Hello, dear friend, you can consult us at any time if you have any questions, add WeChat: daixieit

 

STAT40800 Data Programming with Python (online)

Data Analysis Project

Autumn 2021/22

 

For this project you will study the 2016 Irish Census data. The census is a detailed account of every person living in Ireland. A census is carried out every 5 years by the Central Statis- tics Office (CSO).

The 2016 Census was broken down into 15 themes, each studying a different component of society. Within each theme there are a number of variables/statistics, e.g. within Theme .l sey. age and maruial tuauzt there is a variable for population aged 20-24, population aged 25-29, population aged 30-34, etc.

For this project you will study 2-4 of the census themes.   You are free to choose which themes to study. You must analyse the data within your chosen themes and use the data to make inferences about the population of Ireland. For example, is the age profile significantly different in Dublin compared to Kerry? Or can we predict the level of unemployment in an area based on based on the age demographic, level of education, gender ratio, etc.

The census data is provided at three different geographic levels. You are free to use one, two or all three levels. You will find these three datasets along with a glossary for the different variables on Brightspace. The datasets are as follows:

· Glossary.xlsx

This excel spreadsheet contains a description for each of the census variables, separated by theme.

· Census by small area.csv

This CSV file reports the census variables by areas of population with generally 80 to 120 dwellings.  small areat were designed as the lowest level of geography for the compilation of statistics in line with data protection and generally comprise of either complete or partial neighbourhoods.

· Census by electoral area.csv

This CSV file reports the census variables by local electoral area.

· Census by county.csv

This CSV file reports the census variables by administrative county/city, i.e. county/city


councils.  For most counties there is a single county council.  However, some counties, such as Dublin, have a city council plus additional county councils.

 

Your project report should be structured as follows:

1. Introduction:  (~ 1 page) Briefly introduce the 2016 Census: what is it, when did it occur? Provide a description of your selected themes and discuss what was measured within each theme. Discuss what you plan to investigate and what you hope to find.

2. Data cleaning/pre-processing:  (~ 1 page) Extract the variables of interest (those relevant for your chosen themes). Structure the data in a sensible manner, giving the variables informative names.  Describe any data pre-processing/formatting steps you carried out.

3. Exploratory data analysis:  (~ 3 pages) Perform an initial exploratory data anal- ysis (EDA) (similar to the analysis performed in the midterm assignment).  Report summary statistics and create graphical summaries. Interpret your findings.

4.  Statistical  analysis:   (~ 3 pages) Using your findings from the EDA as a guide, investigate trends in the data and correlations between different variables. This could include

performing hypothesis tests to compare different counties or groups of counties

fitting and training a regression model to predict the unemployment, percentage of Irish speakers, number of people renting, etc. in an area.

exploring if clusters exist within the data


An exceptional project will combine a number of these ideas or perform these tasks for many different variables/relationships.  You must describe each method you use and provide evidence that you understand how it works.

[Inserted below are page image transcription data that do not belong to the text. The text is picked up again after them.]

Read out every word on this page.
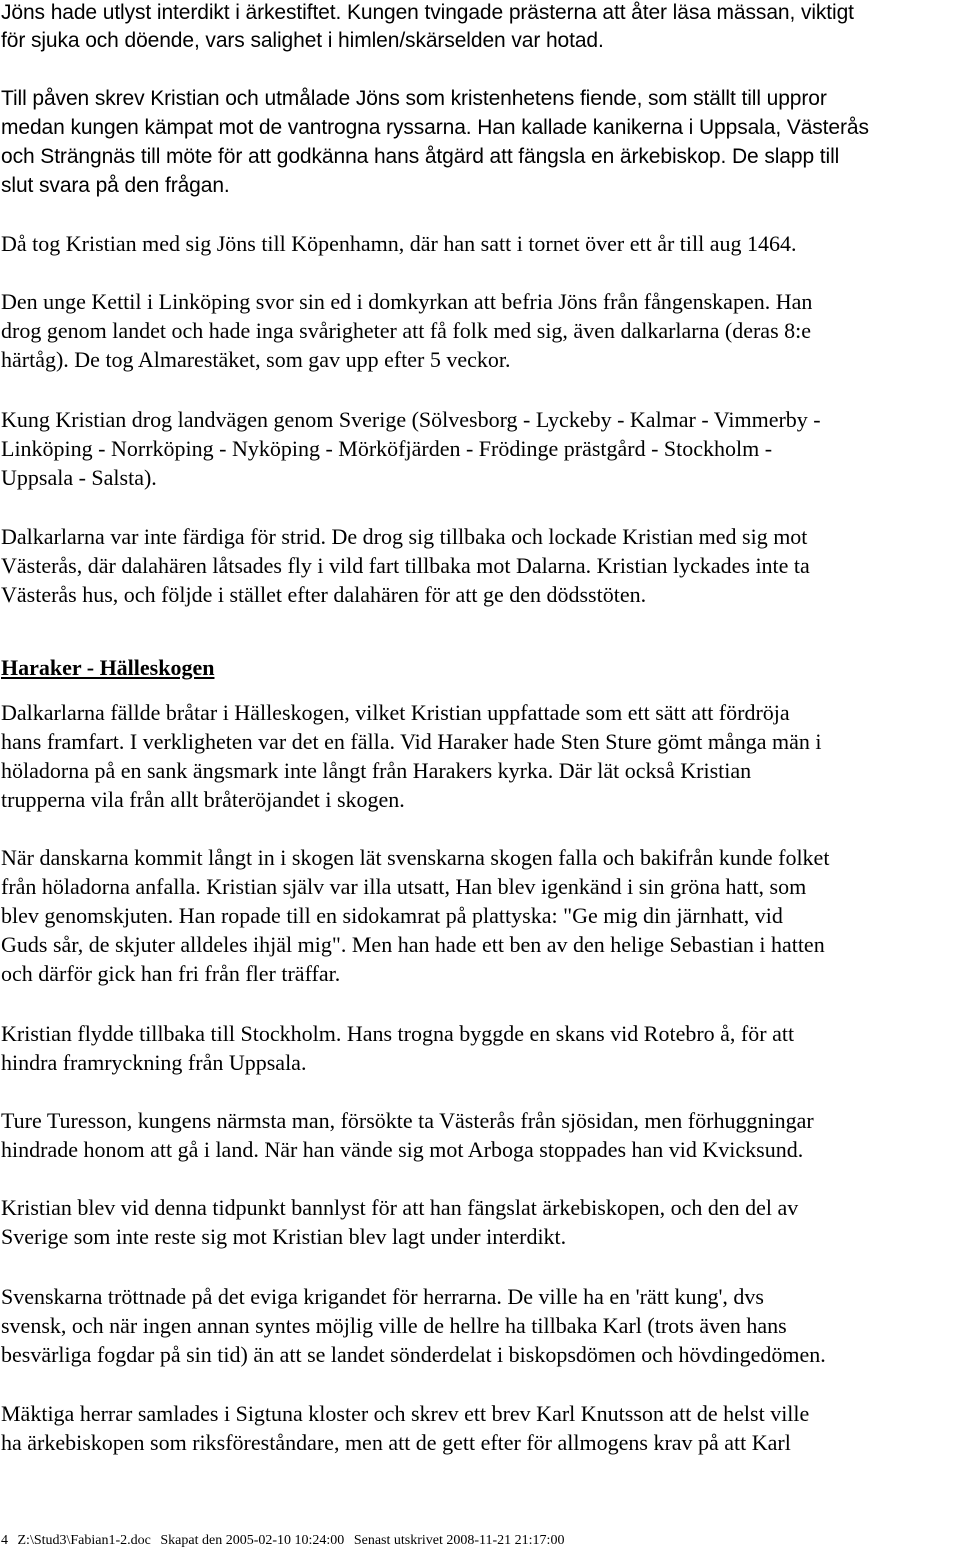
Jöns hade utlyst interdikt i ärkestiftet. Kungen tvingade prästerna att åter läsa mässan, viktigt

för sjuka och döende, vars salighet i himlen/skärselden var hotad.

Till påven skrev Kristian och utmålade Jöns som kristenhetens fiende, som ställt till uppror

medan kungen kämpat mot de vantrogna ryssarna. Han kallade kanikerna i Uppsala, Västerås

och Strängnäs till möte för att godkänna hans åtgärd att fängsla en ärkebiskop. De slapp till

slut svara på den frågan.

Då tog Kristian med sig Jöns till Köpenhamn, där han satt i tornet över ett år till aug 1464.

Den unge Kettil i Linköping svor sin ed i domkyrkan att befria Jöns från fångenskapen. Han

drog genom landet och hade inga svårigheter att få folk med sig, även dalkarlarna (deras 8:e

härtåg). De tog Almarestäket, som gav upp efter 5 veckor.

Kung Kristian drog landvägen genom Sverige (Sölvesborg - Lyckeby - Kalmar - Vimmerby -

Linköping - Norrköping - Nyköping - Mörköfjärden - Frödinge prästgård - Stockholm -

Uppsala - Salsta).

Dalkarlarna var inte färdiga för strid. De drog sig tillbaka och lockade Kristian med sig mot

Västerås, där dalahären låtsades fly i vild fart tillbaka mot Dalarna. Kristian lyckades inte ta

Västerås hus, och följde i stället efter dalahären för att ge den dödsstöten.

Haraker - Hälleskogen

Dalkarlarna fällde bråtar i Hälleskogen, vilket Kristian uppfattade som ett sätt att fördröja

hans framfart. I verkligheten var det en fälla. Vid Haraker hade Sten Sture gömt många män i

höladorna på en sank ängsmark inte långt från Harakers kyrka. Där lät också Kristian

trupperna vila från allt bråteröjandet i skogen.

När danskarna kommit långt in i skogen lät svenskarna skogen falla och bakifrån kunde folket

från höladorna anfalla. Kristian själv var illa utsatt, Han blev igenkänd i sin gröna hatt, som

blev genomskjuten. Han ropade till en sidokamrat på plattyska: "Ge mig din järnhatt, vid

Guds sår, de skjuter alldeles ihjäl mig". Men han hade ett ben av den helige Sebastian i hatten

och därför gick han fri från fler träffar.

Kristian flydde tillbaka till Stockholm. Hans trogna byggde en skans vid Rotebro å, för att

hindra framryckning från Uppsala.

Ture Turesson, kungens närmsta man, försökte ta Västerås från sjösidan, men förhuggningar

hindrade honom att gå i land. När han vände sig mot Arboga stoppades han vid Kvicksund.

Kristian blev vid denna tidpunkt bannlyst för att han fängslat ärkebiskopen, och den del av

Sverige som inte reste sig mot Kristian blev lagt under interdikt.

Svenskarna tröttnade på det eviga krigandet för herrarna. De ville ha en 'rätt kung', dvs

svensk, och när ingen annan syntes möjlig ville de hellre ha tillbaka Karl (trots även hans

besvärliga fogdar på sin tid) än att se landet sönderdelat i biskopsdömen och hövdingedömen.

Mäktiga herrar samlades i Sigtuna kloster och skrev ett brev Karl Knutsson att de helst ville

ha ärkebiskopen som riksföreståndare, men att de gett efter för allmogens krav på att Karl

4 Z:\Stud3\Fabian1-2.doc Skapat den 2005-02-10 10:24:00 Senast utskrivet 2008-11-21 21:17:00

5.  Conclusion:  (~ 1 page) Provide an interpretation of your findings.  What did you learn about the population of Ireland from this analysis?  Suggest areas for further investigation.

Page count includes text, figures and equations, but not code blocks.

 

A rubric is also included with the project materials.   This will help you assess whether your project is of a high enough standard or not.  The score for :euhodt 8 anal-tit and Retzlut is separated into exploratory data analysis (EDA) and statistical analysis (SA)

I strongly recommend using Jupyter so that text, code and figures can be interleaved.  If using Jupyter, you must submit your report as both a PDF and .ipynb. If you are using a different Python IDE, you should use a text editor, such as Word or LaTeX, to write

your report and submit a PDF of the report and your Python code ( ,p- file).